Una inmensa llanura erizada de estacas puntiagudas, hasta el horizonte. Y en cada una de ellas un cuerpo agonizando o pudriéndose… El cielo era rojo como la sangre y, mientras el sol se ponía, él cenaba tranquilamente en medio de aquel espanto…

Era su pasado.

Ahora escapaba por una selva que quizá pronto sería devorada por las llamas. Se detuvo. Al pie de uno de aquellos árboles vio el cadáver putrefacto de un gran mono. Una nube de moscas y el nauseabundo olor que conocía tan bien. Gusanos, larvas, incluso pequeñas setas creciendo sobre la carne podrida. La vida brotaba de los seres moribundos, formando una aureola de resplandeciente chu'lel. Todo tronco caído servía de lecho a hermosas y gigantescas flores. Los seres vegetales absorbían a los animales y se desarrollaban plenamente, dando origen a una nueva generación de criaturas. En los árboles vivían helechos, en éstos, plantas aéreas, y en el corazón de estas últimas se abrían magníficas flores que ofrecían su alimento a millares de mariposas e insectos.

Se sentó frente al cadáver del mono y dejó que sus recuerdos fluyesen.
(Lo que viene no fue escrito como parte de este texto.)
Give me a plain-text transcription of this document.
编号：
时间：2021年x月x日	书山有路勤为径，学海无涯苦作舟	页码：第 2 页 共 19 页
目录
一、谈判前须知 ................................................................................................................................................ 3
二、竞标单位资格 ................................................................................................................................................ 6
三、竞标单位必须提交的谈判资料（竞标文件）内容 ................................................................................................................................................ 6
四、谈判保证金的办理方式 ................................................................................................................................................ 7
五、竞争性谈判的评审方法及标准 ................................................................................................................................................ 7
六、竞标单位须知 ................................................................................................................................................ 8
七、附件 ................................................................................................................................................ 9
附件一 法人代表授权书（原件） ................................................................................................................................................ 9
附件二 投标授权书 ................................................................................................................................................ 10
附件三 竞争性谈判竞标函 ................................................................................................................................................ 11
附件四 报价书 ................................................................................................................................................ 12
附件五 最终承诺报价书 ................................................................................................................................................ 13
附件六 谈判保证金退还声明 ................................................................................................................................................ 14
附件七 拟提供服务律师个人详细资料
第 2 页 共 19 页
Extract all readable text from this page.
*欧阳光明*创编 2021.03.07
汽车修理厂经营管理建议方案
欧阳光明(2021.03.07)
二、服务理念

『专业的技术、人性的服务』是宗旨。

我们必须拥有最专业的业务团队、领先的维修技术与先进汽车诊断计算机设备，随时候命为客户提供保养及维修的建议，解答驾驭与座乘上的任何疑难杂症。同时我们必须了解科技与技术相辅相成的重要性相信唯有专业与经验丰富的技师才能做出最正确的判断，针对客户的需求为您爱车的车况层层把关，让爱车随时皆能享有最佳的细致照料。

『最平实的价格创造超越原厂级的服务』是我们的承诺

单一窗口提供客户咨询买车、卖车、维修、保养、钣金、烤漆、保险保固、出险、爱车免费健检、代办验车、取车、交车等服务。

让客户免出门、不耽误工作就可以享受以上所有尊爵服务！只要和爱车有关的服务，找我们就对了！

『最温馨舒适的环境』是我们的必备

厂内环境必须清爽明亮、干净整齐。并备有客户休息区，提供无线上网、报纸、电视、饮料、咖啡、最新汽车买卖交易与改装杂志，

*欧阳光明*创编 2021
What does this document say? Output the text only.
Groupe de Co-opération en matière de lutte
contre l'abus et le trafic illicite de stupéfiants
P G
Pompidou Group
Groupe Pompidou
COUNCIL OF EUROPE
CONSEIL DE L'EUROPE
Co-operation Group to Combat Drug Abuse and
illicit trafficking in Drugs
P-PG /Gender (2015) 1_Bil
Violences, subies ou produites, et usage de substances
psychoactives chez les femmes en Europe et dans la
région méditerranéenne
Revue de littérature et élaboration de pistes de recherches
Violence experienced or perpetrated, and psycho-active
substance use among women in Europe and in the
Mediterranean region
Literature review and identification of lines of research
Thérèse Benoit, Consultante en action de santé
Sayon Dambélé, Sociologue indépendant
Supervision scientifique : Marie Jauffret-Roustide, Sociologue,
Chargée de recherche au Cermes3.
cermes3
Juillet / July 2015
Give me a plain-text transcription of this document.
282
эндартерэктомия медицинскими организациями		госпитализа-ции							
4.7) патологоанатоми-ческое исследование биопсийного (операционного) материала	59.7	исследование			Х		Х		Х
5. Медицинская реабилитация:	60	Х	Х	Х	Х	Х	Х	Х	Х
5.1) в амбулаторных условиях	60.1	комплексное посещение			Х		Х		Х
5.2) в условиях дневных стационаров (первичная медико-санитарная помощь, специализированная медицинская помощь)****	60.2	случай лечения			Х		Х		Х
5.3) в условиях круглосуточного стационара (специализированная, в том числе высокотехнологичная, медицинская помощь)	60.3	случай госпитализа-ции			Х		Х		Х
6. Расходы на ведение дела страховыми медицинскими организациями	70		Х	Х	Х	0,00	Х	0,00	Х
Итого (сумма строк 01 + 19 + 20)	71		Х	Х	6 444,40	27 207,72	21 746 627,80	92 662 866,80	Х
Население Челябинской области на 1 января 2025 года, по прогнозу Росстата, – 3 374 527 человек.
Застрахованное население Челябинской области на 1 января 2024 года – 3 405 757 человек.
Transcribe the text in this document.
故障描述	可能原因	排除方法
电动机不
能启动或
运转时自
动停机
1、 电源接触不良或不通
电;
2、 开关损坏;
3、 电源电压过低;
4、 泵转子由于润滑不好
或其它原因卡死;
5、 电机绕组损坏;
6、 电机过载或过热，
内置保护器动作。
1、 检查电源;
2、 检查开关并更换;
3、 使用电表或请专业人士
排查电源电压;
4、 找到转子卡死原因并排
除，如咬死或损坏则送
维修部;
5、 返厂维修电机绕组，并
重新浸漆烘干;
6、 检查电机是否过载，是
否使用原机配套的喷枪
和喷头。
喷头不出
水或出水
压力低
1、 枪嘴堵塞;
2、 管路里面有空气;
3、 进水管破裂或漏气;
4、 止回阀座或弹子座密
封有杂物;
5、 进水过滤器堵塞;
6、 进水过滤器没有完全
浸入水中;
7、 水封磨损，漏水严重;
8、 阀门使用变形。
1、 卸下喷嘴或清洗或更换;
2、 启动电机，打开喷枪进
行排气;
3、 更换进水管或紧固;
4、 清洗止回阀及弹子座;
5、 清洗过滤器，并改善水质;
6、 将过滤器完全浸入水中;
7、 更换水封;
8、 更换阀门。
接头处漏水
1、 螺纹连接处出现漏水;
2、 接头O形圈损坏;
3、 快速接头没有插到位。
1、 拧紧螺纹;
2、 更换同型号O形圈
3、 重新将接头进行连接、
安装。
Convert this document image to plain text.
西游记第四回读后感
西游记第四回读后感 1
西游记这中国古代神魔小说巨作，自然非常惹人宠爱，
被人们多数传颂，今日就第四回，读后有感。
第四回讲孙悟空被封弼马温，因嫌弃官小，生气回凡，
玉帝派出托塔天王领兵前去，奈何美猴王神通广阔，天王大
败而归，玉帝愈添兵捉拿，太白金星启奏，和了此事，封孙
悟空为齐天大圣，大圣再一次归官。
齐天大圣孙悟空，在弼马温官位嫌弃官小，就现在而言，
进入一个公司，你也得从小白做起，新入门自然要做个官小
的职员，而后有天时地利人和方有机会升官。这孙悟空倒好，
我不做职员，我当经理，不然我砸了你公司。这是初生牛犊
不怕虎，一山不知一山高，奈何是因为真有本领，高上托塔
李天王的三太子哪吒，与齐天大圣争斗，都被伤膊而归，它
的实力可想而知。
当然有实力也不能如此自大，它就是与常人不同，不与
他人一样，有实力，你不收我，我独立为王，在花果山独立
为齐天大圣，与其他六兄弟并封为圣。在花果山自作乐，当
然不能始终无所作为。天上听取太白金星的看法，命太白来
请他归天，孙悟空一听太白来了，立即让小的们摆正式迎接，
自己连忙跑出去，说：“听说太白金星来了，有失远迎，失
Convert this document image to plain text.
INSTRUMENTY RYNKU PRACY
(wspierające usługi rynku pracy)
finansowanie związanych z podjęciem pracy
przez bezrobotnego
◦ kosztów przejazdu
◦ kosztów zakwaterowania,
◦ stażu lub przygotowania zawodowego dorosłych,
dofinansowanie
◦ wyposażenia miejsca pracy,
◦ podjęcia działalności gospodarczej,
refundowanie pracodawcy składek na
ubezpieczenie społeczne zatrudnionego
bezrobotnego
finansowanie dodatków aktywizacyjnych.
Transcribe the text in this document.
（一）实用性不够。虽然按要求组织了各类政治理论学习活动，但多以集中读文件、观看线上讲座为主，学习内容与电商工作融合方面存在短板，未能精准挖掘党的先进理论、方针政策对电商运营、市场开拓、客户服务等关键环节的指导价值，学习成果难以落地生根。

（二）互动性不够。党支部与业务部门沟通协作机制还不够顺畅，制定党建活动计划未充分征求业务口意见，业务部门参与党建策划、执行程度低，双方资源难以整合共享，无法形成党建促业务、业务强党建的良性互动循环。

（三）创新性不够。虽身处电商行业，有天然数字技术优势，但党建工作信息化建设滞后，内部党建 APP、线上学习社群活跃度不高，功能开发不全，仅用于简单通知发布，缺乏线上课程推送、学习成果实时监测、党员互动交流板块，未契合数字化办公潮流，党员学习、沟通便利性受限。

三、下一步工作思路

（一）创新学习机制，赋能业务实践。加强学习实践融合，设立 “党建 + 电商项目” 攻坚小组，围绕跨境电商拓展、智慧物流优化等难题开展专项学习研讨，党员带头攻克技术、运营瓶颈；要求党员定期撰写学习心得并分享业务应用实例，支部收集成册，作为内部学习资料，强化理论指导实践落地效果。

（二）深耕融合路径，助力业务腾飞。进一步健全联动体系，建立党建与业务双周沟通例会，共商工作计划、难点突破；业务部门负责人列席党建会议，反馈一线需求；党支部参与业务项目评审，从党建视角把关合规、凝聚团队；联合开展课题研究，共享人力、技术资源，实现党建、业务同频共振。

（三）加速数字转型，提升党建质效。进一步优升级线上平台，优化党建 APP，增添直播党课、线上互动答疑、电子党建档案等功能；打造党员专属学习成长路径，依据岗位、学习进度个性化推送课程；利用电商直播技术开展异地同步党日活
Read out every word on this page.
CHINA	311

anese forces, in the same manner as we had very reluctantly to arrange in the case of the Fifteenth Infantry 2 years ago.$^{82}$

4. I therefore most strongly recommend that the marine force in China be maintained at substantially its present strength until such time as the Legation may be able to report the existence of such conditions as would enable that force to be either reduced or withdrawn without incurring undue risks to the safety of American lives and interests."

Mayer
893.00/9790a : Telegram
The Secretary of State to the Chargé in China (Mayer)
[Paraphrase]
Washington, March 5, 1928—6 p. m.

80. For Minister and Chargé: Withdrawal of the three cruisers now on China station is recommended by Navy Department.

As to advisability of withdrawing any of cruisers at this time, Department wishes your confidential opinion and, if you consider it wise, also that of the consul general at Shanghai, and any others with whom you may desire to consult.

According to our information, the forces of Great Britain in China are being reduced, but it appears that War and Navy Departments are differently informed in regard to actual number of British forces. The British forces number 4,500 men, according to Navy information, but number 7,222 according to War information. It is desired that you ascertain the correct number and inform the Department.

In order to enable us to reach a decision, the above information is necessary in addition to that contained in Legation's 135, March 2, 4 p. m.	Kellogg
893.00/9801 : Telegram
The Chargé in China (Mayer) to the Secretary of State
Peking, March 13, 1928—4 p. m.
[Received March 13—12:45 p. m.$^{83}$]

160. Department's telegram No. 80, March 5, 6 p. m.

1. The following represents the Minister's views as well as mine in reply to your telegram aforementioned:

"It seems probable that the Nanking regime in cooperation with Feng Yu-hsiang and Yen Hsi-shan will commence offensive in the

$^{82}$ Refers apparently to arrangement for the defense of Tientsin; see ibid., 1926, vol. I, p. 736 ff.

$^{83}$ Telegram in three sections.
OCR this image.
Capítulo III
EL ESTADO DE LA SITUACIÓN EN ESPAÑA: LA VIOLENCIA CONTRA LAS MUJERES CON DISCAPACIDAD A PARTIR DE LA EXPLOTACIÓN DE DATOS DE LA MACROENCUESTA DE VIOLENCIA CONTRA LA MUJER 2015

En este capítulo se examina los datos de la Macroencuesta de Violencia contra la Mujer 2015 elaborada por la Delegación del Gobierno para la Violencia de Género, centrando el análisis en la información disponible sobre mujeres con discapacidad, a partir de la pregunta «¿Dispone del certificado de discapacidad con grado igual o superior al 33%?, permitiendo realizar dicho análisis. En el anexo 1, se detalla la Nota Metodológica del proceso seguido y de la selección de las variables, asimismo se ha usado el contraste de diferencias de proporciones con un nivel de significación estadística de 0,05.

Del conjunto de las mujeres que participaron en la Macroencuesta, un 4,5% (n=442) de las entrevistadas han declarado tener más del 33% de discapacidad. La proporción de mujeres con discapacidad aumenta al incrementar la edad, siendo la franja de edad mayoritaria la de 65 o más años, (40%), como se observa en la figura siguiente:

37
Era sólo un niño cuando fue llevado a Egrigöz, aquella remota fortaleza perdida en las montañas de Anatolia. Allí se vivía aterrorizado por los ataques de las hordas bárbaras. Por los humanos y por los que no lo eran. Allí las gentes habían conocido cientos de años de terror.

Recordó una noche que había pasado abrazado a su hermano Radu, mientras los Engendros de la Noche asaltaban una y otra vez los muros de la fortaleza. Oían los alaridos de dolor de los defensores mientras eran devorados por aquellas criaturas inimaginables que aullaban como lobos pero caminaban como hombres. Finalmente fueron rechazados y Egrigöz se salvó en aquella ocasión. ¿Por cuánto tiempo?

[33] Clan. Literalmente, «casa grande» en náhuatl.